One appeal of ICHRAs is that employers that leverage them effectively are able to reduce risk and provide health benefits at a fixed cost. Employees pick their own individual plan and the insurer is on the hook for claims liability.

But even if an organization chooses to exit healthcare, having a healthy and happy workforce is still of utmost importance. Knowing that, the need for wellness programs will likely not go away.

A holistic view on wellness continues to take hold. 

Wellness has been gaining in importance in the last few years and has morphed into a more holistic perspective on employee well-being that is tied to overall productivity and morale, not to mention recruitment and retention. This includes not only physical health, but also employees’ emotional and financial health.

Most employees are interested in having a wellness program at work and they feel it positively impacts their health. People are also more loyal to organizations they feel care for their financial well-being and would be attracted to a potential employer that demonstrated more focus in this area.  

It’s important to note, that insurers are interested in managing costs and many have their own wellness programs.
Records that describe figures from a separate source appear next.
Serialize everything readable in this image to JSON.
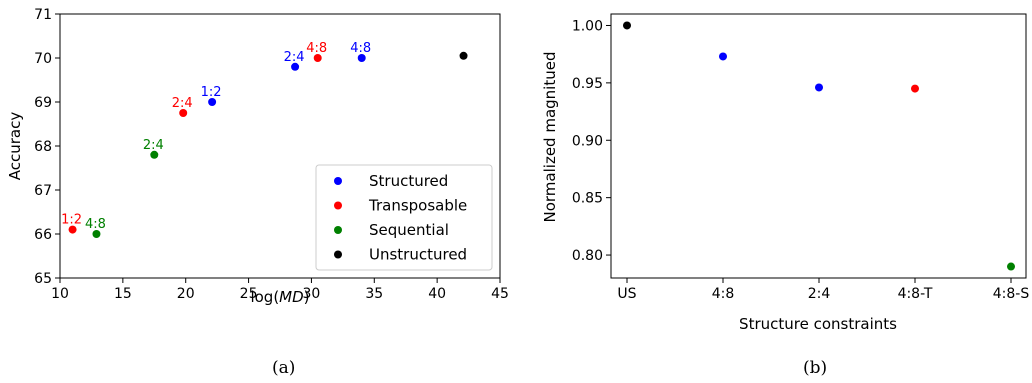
{
  "chart_data": [
    {
      "type": "scatter",
      "title": "",
      "xlabel_prefix": "log(",
      "xlabel_var": "MD",
      "xlabel_suffix": ")",
      "ylabel": "Accuracy",
      "xlim": [
        10,
        45
      ],
      "ylim": [
        65,
        71
      ],
      "xticks": [
        10,
        15,
        20,
        25,
        30,
        35,
        40,
        45
      ],
      "yticks": [
        65,
        66,
        67,
        68,
        69,
        70,
        71
      ],
      "grid": false,
      "legend_position": "bottom-right",
      "series": [
        {
          "name": "Structured",
          "color": "#0000ff",
          "points": [
            {
              "x": 22.1,
              "y": 69.0,
              "label": "1:2"
            },
            {
              "x": 28.7,
              "y": 69.8,
              "label": "2:4"
            },
            {
              "x": 34.0,
              "y": 70.0,
              "label": "4:8"
            }
          ]
        },
        {
          "name": "Transposable",
          "color": "#ff0000",
          "points": [
            {
              "x": 11.0,
              "y": 66.1,
              "label": "1:2"
            },
            {
              "x": 19.8,
              "y": 68.75,
              "label": "2:4"
            },
            {
              "x": 30.5,
              "y": 70.0,
              "label": "4:8"
            }
          ]
        },
        {
          "name": "Sequential",
          "color": "#008000",
          "points": [
            {
              "x": 12.9,
              "y": 66.0,
              "label": "4:8"
            },
            {
              "x": 17.5,
              "y": 67.8,
              "label": "2:4"
            }
          ]
        },
        {
          "name": "Unstructured",
          "color": "#000000",
          "points": [
            {
              "x": 42.1,
              "y": 70.05,
              "label": ""
            }
          ]
        }
      ],
      "caption": "(a)"
    },
    {
      "type": "scatter",
      "title": "",
      "xlabel": "Structure constraints",
      "ylabel": "Normalized magnitued",
      "categories": [
        "US",
        "4:8",
        "2:4",
        "4:8-T",
        "4:8-S"
      ],
      "ylim": [
        0.78,
        1.01
      ],
      "yticks": [
        "0.80",
        "0.85",
        "0.90",
        "0.95",
        "1.00"
      ],
      "grid": false,
      "points": [
        {
          "category": "US",
          "y": 1.0,
          "color": "#000000"
        },
        {
          "category": "4:8",
          "y": 0.973,
          "color": "#0000ff"
        },
        {
          "category": "2:4",
          "y": 0.946,
          "color": "#0000ff"
        },
        {
          "category": "4:8-T",
          "y": 0.945,
          "color": "#ff0000"
        },
        {
          "category": "4:8-S",
          "y": 0.79,
          "color": "#008000"
        }
      ],
      "caption": "(b)"
    }
  ]
}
So, employees with individual coverage through an ICHRA may be eligible to participate as part of their coverage.

Insurers can't mirror a workplace's wellness culture. 

However, insurers can’t replicate an employer’s overall culture of wellness, which may be an important part of the employee value proposition and the organization’s overall brand.

ICHRAs offer employers an innovative and cost-effective new approach to offering healthcare benefits.  As organizations look to these new accounts as a genuine option, they will need to fully consider the programs that need to be aligned alongside them, such as wellness, in order to support holistic well-being among their workforce.   

These are perks that the workforce values and that may increase employee engagement.

And, considering the challenges employers have in attracting and retaining top talent in this labor market, anything that offers a competitive advantage—including wellness programs—should continue to be supported.